In order to create a well-structured basis to generate technological innovations that both take advantage of the common properties of advanced fuels and at the same time address the specificities that exist, FREDMANS adopts a structure for the scientific work packages as follows:
- Manufacturing Methods (WP1)
- Recyclability (WP2)
- Waste Management Methods (WP3)
- Industrial Applications (WP4)
The scientific work in FREDMANS is completed by WP5 Education and Training, which works in close collaboration with other training programmes (e.g. those run by ENEN and IAEA). Nuclear energy needs excellent scientists able to shape the future changes required for a net zero emission energy system, innovative engineers able to design new concepts of nuclear reactors and fuel cycles, and technicians able to build the infrastructure for a sustainable economy. Excellence in science is closely linked to excellence in education, and this is why an ambitious and coherent education and training programme is proposed to be implemented under FREDMANS.
Finally, to reach the excellence in the described WPs, the dedicated WP6 Project Management is in place to ensure effective management and administrative support to all project activities.

The FREDMANS project aims at developing a circular performance of advanced nuclear fuel exemplified by nitrides. The range of work starts at the very basic understanding of the principles behind e.g. 3D printing of nuclear fuel all the way to actual cost estimates for implementation of industrial scale processes based on the results achieved in the more fundamental work packages.

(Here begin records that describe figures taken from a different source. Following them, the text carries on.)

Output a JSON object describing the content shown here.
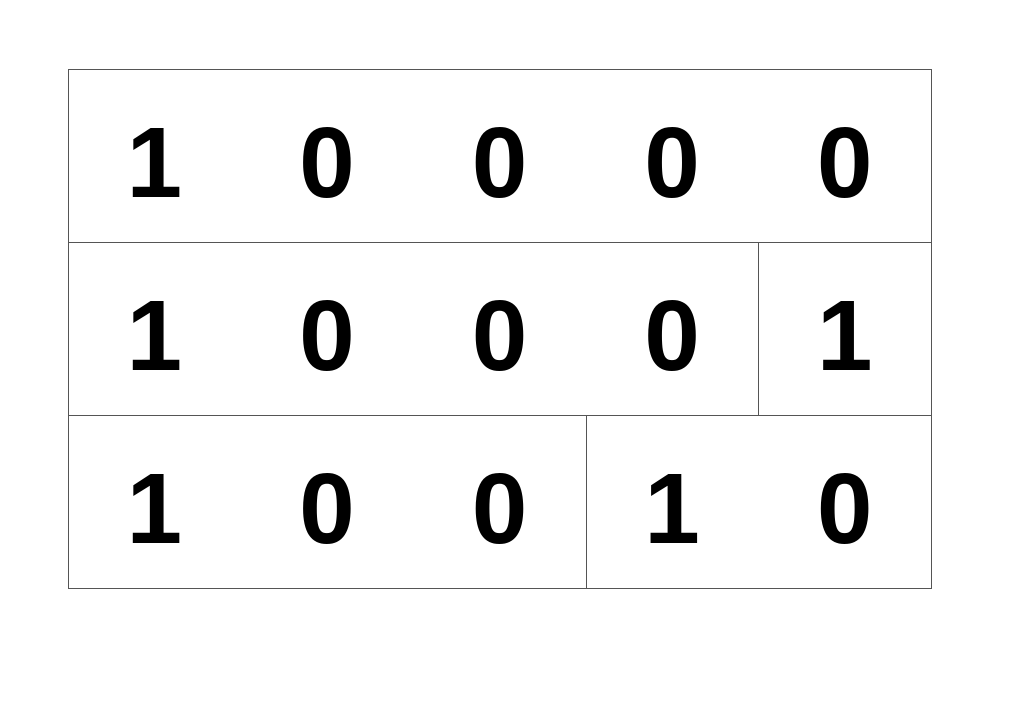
{
  "rows": [
    {
      "cards": [
        [
          "1",
          "0",
          "0",
          "0",
          "0"
        ]
      ]
    },
    {
      "cards": [
        [
          "1",
          "0",
          "0",
          "0"
        ],
        [
          "1"
        ]
      ]
    },
    {
      "cards": [
        [
          "1",
          "0",
          "0"
        ],
        [
          "1",
          "0"
        ]
      ]
    }
  ]
}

In the first period of the work some decisions about technical issues have been taken such as the selection of industrial production via the fluoride route and the recovery of the N-15 released during the recycling of the used fuel. The actual separation of the elements from the used fuel is not a part of the FRDMANS project which means that issues with those processes are not handled. Otherwise, a special emphasis has been put into identifying secondary waste streams originating from the fuel fabrication as well as the behaviour of the ultimate nuclear waste during both interim and final storage. Due to the early stage of the project not so many final technical results have been made but all project organization ranging from websites, project handbook etc. has been created. The project has also been presented in several events highlighting the possibility for cooperation with other relevant initiatives such as the new large scale gen IV project launched in Sweden, MÅSTE.

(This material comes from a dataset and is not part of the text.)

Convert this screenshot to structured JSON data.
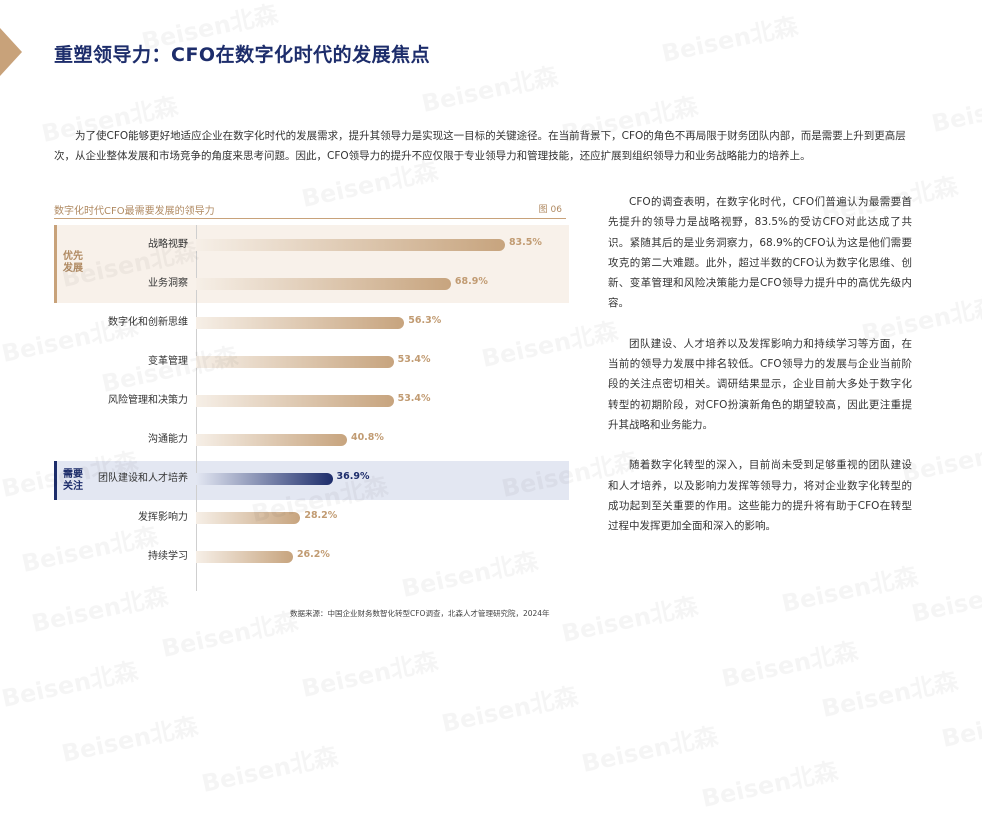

The project is still in an early phase why most of the technical work is in a scoping stadium. However, there are some specific highlights to mention in the different workpackages. In the case of fuel manufacturing experiments with electrojetting technique on internal gelation-based systems showed the production of microspheres ranging from a few µm to about 1000 µm in size. It was also discovered that uranium mononitride can be created continuously from uranium tetrafluoride and uranium hexafluoride in small quantities, though increasing batch size leads to decreased yield. 3D printing of ceramics using the LPBF (Laser Powder Bed Fusion)/SLM (Selective Laser Melting) method was explored successfully. Some steps have been taken towards the final industrialization were a comprehensive understanding of the legal and regulatory requirements for establishing a facility was needed. This pre-study has now been concluded, providing clarity on legal requirements and confirming the feasibility of siting such a facility at Studsvik in Sweden, with minor adjustments to permits required for pilot-scale operations. It was also proved that the ammonolysis of fluorides is a suitable, scalable manufacturing method for UN.